Tonight, however, she felt as though she'd turned a corner. Perhaps she couldn't undo what her father had done. Perhaps she couldn't repay everyone. But she could repay Heather Trelawney— if not in money, then in help and friendship. Helping Heather as much as she possibly could would be her own private atonement.

As she got off the tube at Highbury and Islington, she felt light and hopeful. She briskly walked the few streets to the Victorian house where she had lived for the last two years, let herself in at the front door and bounded up the flight of stairs to her first-floor flat.

“Hey, Candice.” A voice interrupted her as she reached for her Yale key, and she turned round. It was Ed Armitage, who lived in the flat opposite. He was standing in the doorway of his flat, wearing ancient jeans and eating a Big Mac. “I've got that Sellotape, if you want it back.”

“Oh,” said Candice. “Thanks.”

“Give me a sec.” He disappeared into his flat, and Candice leaned against her own front door, waiting. She didn't want to open her door and find him inviting
himself in for a drink. Tonight, to be honest, she wasn't in the mood for Ed.

Ed had lived opposite Candice for as long as she'd lived there. He was a corporate lawyer at a huge City law firm, earned unfeasibly large amounts of money, and worked unfeasibly long hours. Taxis were frequently to be heard chugging outside the house for him at six in the morning, and didn't deliver him back home until after midnight. Sometimes he didn't come home at all, but caught a few hours' sleep on a bed at the office, then started again. The very thought of it made Candice feel sick. It was pure greed that drove him so hard, she thought. Nothing but greed.

“Here you are,” said Ed, reappearing. He handed her the roll of tape and took a bite of his Big Mac. “Want some?”

“No thanks,” said Candice politely.

“Not healthy enough?” said Ed, leaning against the banisters. His dark eyes glinted at her as though he were enjoying his own private joke. “What do you eat, then? Quiche?” He took another bite of hamburger. “You eat quiche, Candice?”

“Yes,” said Candice impatiently. “I suppose I eat quiche.” Why couldn't Ed just make polite small talk like everyone else? she thought. Why did he always have to look at her with those glinting eyes, waiting for an answer— as though she were about to reveal something fascinating? It was impossible to relax while talking to him. No idle comment could go unchallenged.

“Quiche is fucking cholesterol city. You're better off with one of these.” He gestured to his hamburger, and a piece of slimy lettuce fell onto the floor. To Candice's
horror, he bent down, picked it up, and popped it in his mouth.

“See?” he said as he stood up. “Salad.”

Candice rolled her eyes. Really, she felt quite sorry for Ed. He had no life outside the office. No friends, no girlfriend, no furniture even. She had once popped across to his flat for a drink in order to be neighbourly— and discovered that Ed possessed only one ancient leather chair, a wide-screen TV and a pile of empty pizza boxes.

“So, have you been sacked or something?” she said sarcastically. “I mean, it's only ten p.m. Shouldn't you be hammering out some deal somewhere?”

“Since you ask, I'll be on gardening leave as from next week,” said Ed.

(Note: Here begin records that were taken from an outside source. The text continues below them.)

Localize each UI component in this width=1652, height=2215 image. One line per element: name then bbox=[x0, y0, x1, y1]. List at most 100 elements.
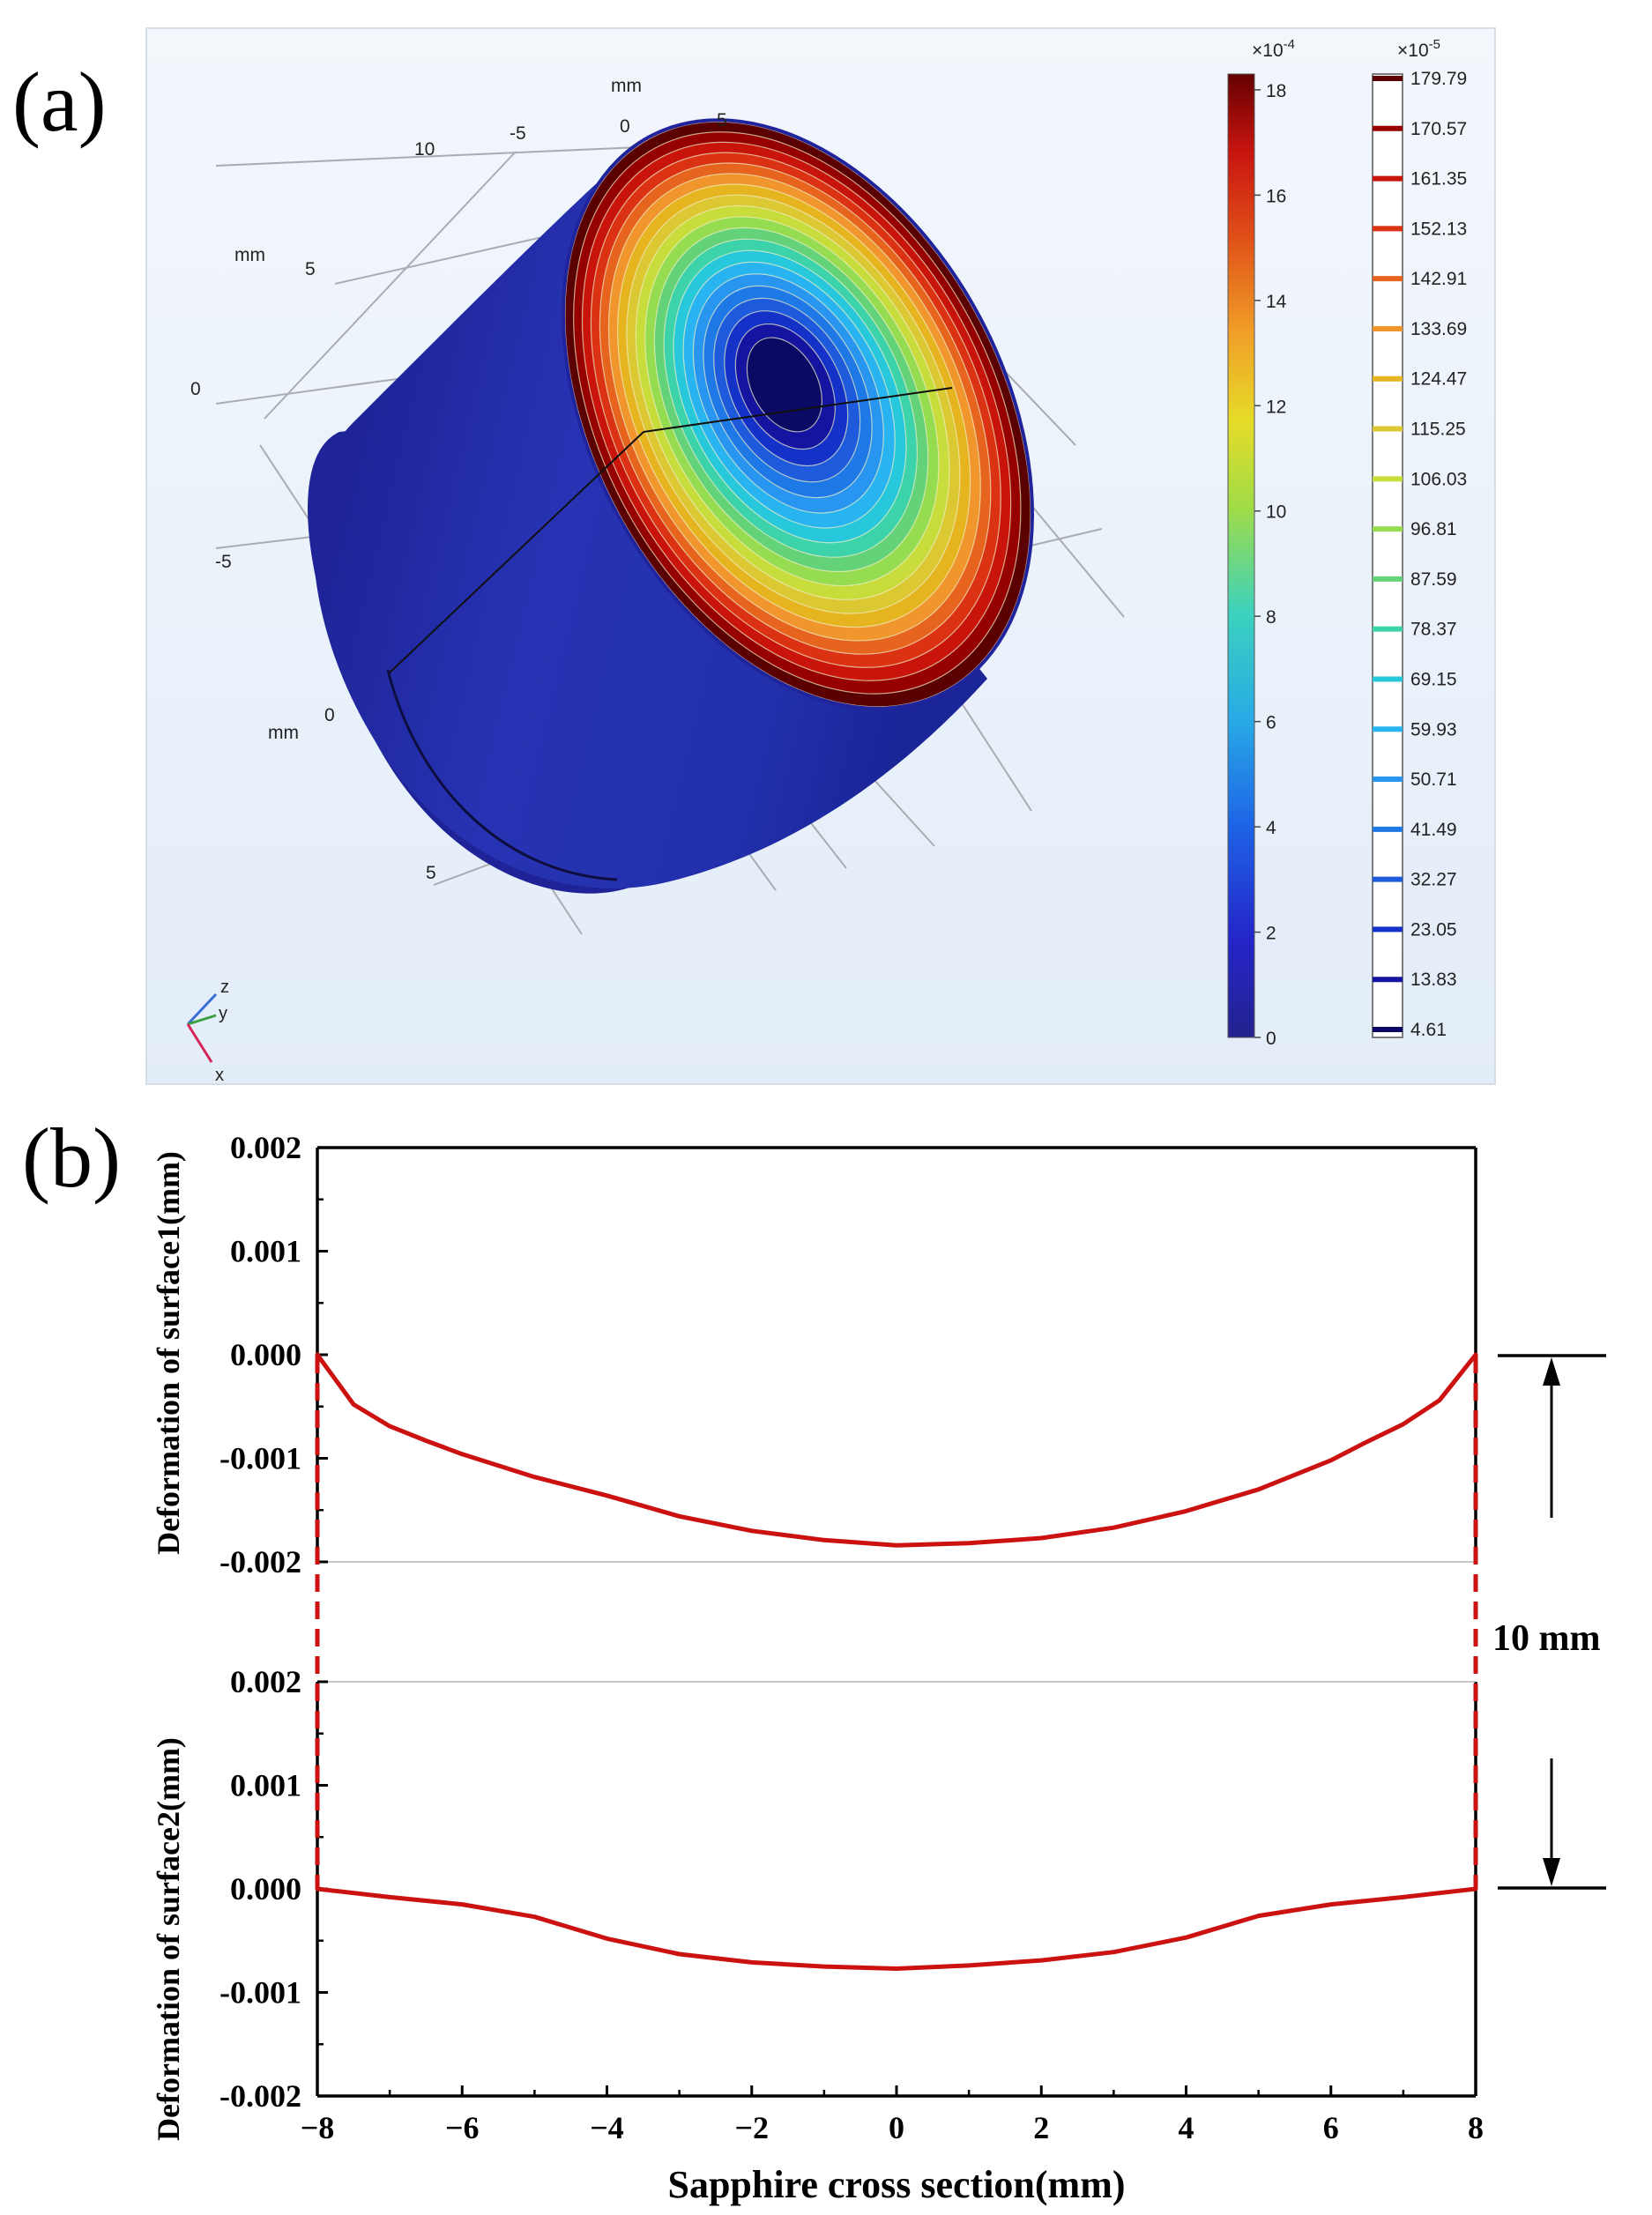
face-diameter-line bbox=[643, 387, 953, 433]
x-axis-title: Sapphire cross section(mm) bbox=[667, 2163, 1125, 2206]
x-tick-label: −4 bbox=[590, 2110, 624, 2145]
y-tick-label: 0.001 bbox=[230, 1768, 301, 1803]
dimension-arrow-up-head bbox=[1543, 1357, 1560, 1386]
sapphire-cylinder bbox=[308, 118, 1035, 894]
body-edge-line bbox=[387, 431, 644, 675]
colorbar2-level-label: 170.57 bbox=[1410, 119, 1467, 139]
panel-label-b: (b) bbox=[22, 1111, 121, 1205]
x-tick-label: 8 bbox=[1468, 2110, 1484, 2145]
surface1-y-axis-title: Deformation of surface1(mm) bbox=[151, 1151, 186, 1555]
y-tick-label: 0.000 bbox=[230, 1871, 301, 1907]
axis-tick-labels: mm 10 -5 0 5 mm 5 0 -5 mm 0 5 bbox=[190, 76, 727, 883]
colorbar2-level-label: 50.71 bbox=[1410, 769, 1457, 790]
colorbar1-tick-label: 0 bbox=[1266, 1029, 1276, 1049]
y-tick-label: -0.001 bbox=[220, 1441, 301, 1476]
surface2-y-axis-title: Deformation of surface2(mm) bbox=[151, 1737, 186, 2141]
colorbar2-level-label: 115.25 bbox=[1410, 420, 1466, 440]
x-tick-label: 6 bbox=[1323, 2110, 1339, 2145]
y-tick-label: -0.002 bbox=[220, 2078, 301, 2114]
panel-label-a: (a) bbox=[12, 55, 107, 149]
x-tick-label: −6 bbox=[445, 2110, 480, 2145]
y-tick-label: -0.002 bbox=[220, 1544, 301, 1579]
colorbar2-exponent-power: -5 bbox=[1429, 37, 1440, 52]
colorbar2-level-label: 4.61 bbox=[1410, 1020, 1447, 1040]
colorbar2-level-label: 161.35 bbox=[1410, 169, 1467, 190]
thickness-annotation: 10 mm bbox=[1492, 1354, 1606, 1890]
colorbar1-tick-label: 2 bbox=[1266, 924, 1276, 944]
axes-triad: z y x bbox=[186, 977, 229, 1085]
colorbar-continuous: ×10-4 18 16 14 12 10 8 6 4 2 0 bbox=[1227, 37, 1295, 1049]
cylinder-outline bbox=[386, 669, 618, 881]
y-tick-label: 0.000 bbox=[230, 1337, 301, 1372]
colorbar1-gradient bbox=[1227, 73, 1255, 1038]
colorbar2-level-label: 124.47 bbox=[1410, 369, 1467, 390]
colorbar2-frame bbox=[1372, 73, 1403, 1038]
colorbar1-tick-label: 4 bbox=[1266, 818, 1276, 838]
x-tick-label: −2 bbox=[734, 2110, 769, 2145]
colorbar-levels: ×10-5 179.79 170.57 161.35 152.13 142.91 133.… bbox=[1372, 37, 1467, 1040]
colorbar2-level-label: 78.37 bbox=[1410, 620, 1457, 640]
colorbar2-level-label: 13.83 bbox=[1410, 970, 1457, 990]
colorbar2-level-label: 179.79 bbox=[1410, 69, 1467, 89]
triad-z-label: z bbox=[220, 977, 229, 997]
y-tick-label: 0.002 bbox=[230, 1130, 301, 1165]
x-tick-label: 2 bbox=[1033, 2110, 1049, 2145]
colorbar1-tick-label: 10 bbox=[1266, 502, 1286, 523]
triad-z-axis bbox=[186, 992, 218, 1026]
top-tick-10: 10 bbox=[414, 139, 435, 160]
x-tick-label: 4 bbox=[1179, 2110, 1194, 2145]
triad-x-label: x bbox=[215, 1066, 224, 1085]
colorbar1-tick-label: 8 bbox=[1266, 607, 1276, 628]
x-axis-ticks: −8 −6 −4 −2 0 2 4 6 8 bbox=[301, 2085, 1484, 2145]
top-tick-0: 0 bbox=[620, 116, 630, 137]
left-axis-unit: mm bbox=[234, 245, 265, 265]
colorbar1-exponent-base: ×10 bbox=[1252, 41, 1284, 61]
dimension-arrow-down-head bbox=[1543, 1858, 1560, 1886]
colorbar2-level-label: 96.81 bbox=[1410, 519, 1457, 539]
series-lines bbox=[315, 1352, 1478, 1971]
surface2-y-ticks: 0.002 0.001 0.000 -0.001 -0.002 bbox=[220, 1664, 328, 2114]
colorbar2-level-label: 152.13 bbox=[1410, 219, 1467, 239]
plot-frames bbox=[316, 1146, 1477, 2098]
x-tick-label: 0 bbox=[889, 2110, 904, 2145]
y-tick-label: 0.001 bbox=[230, 1234, 301, 1269]
surface1-y-ticks: 0.002 0.001 0.000 -0.001 -0.002 bbox=[220, 1130, 328, 1579]
colorbar2-level-label: 32.27 bbox=[1410, 870, 1457, 890]
colorbar2-levels: 179.79 170.57 161.35 152.13 142.91 133.69 124.… bbox=[1373, 69, 1467, 1040]
colorbar1-exponent-power: -4 bbox=[1284, 37, 1295, 52]
colorbar2-level-label: 23.05 bbox=[1410, 919, 1457, 940]
colorbar2-level-label: 69.15 bbox=[1410, 669, 1457, 689]
colorbar2-level-label: 41.49 bbox=[1410, 820, 1457, 840]
colorbar2-level-label: 106.03 bbox=[1410, 469, 1467, 489]
y-tick-label: 0.002 bbox=[230, 1664, 301, 1699]
colorbar2-level-label: 142.91 bbox=[1410, 269, 1467, 289]
triad-y-axis bbox=[187, 1014, 217, 1026]
left-tick-5: 5 bbox=[305, 259, 316, 279]
top-axis-unit: mm bbox=[611, 76, 642, 96]
colorbar1-tick-label: 12 bbox=[1266, 397, 1286, 417]
colorbar2-exponent-base: ×10 bbox=[1397, 41, 1429, 61]
front-tick-5: 5 bbox=[426, 863, 436, 883]
colorbar1-tick-label: 6 bbox=[1266, 713, 1276, 733]
dimension-label: 10 mm bbox=[1492, 1618, 1600, 1659]
colorbar2-level-label: 59.93 bbox=[1410, 719, 1457, 740]
colorbar2-level-label: 87.59 bbox=[1410, 569, 1457, 590]
left-tick-minus5: -5 bbox=[215, 552, 232, 572]
colorbar1-tick-label: 18 bbox=[1266, 81, 1286, 101]
svg-text:×10-5: ×10-5 bbox=[1397, 37, 1440, 61]
triad-x-axis bbox=[186, 1023, 213, 1063]
front-axis-unit: mm bbox=[268, 723, 299, 743]
series-line-surface2 bbox=[315, 1886, 1478, 1971]
top-tick-minus5: -5 bbox=[510, 123, 526, 144]
colorbar1-ticks: 18 16 14 12 10 8 6 4 2 0 bbox=[1254, 81, 1287, 1049]
x-tick-label: −8 bbox=[301, 2110, 335, 2145]
top-tick-5: 5 bbox=[717, 110, 727, 130]
svg-text:×10-4: ×10-4 bbox=[1252, 37, 1295, 61]
colorbar1-tick-label: 14 bbox=[1266, 292, 1287, 312]
left-tick-0: 0 bbox=[190, 379, 201, 399]
front-tick-0: 0 bbox=[324, 705, 335, 725]
series-line-surface1 bbox=[315, 1352, 1478, 1548]
colorbar1-tick-label: 16 bbox=[1266, 186, 1286, 206]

“What?” Candice looked at him uncomprehendingly.

“New job,” said Ed. “So I get to spend three months doing sod-all. It's in my contract.”

“Three months?” Candice wrinkled her brow. “But why?”

“Why do you think?” Ed grinned complacently and cracked open a can of Coke. “Because I'm bloody important, that's why. I know too many little secrets.”

“Are you serious?” Candice stared at him. “So you don't get paid for three months?” Ed's face creased in a laugh.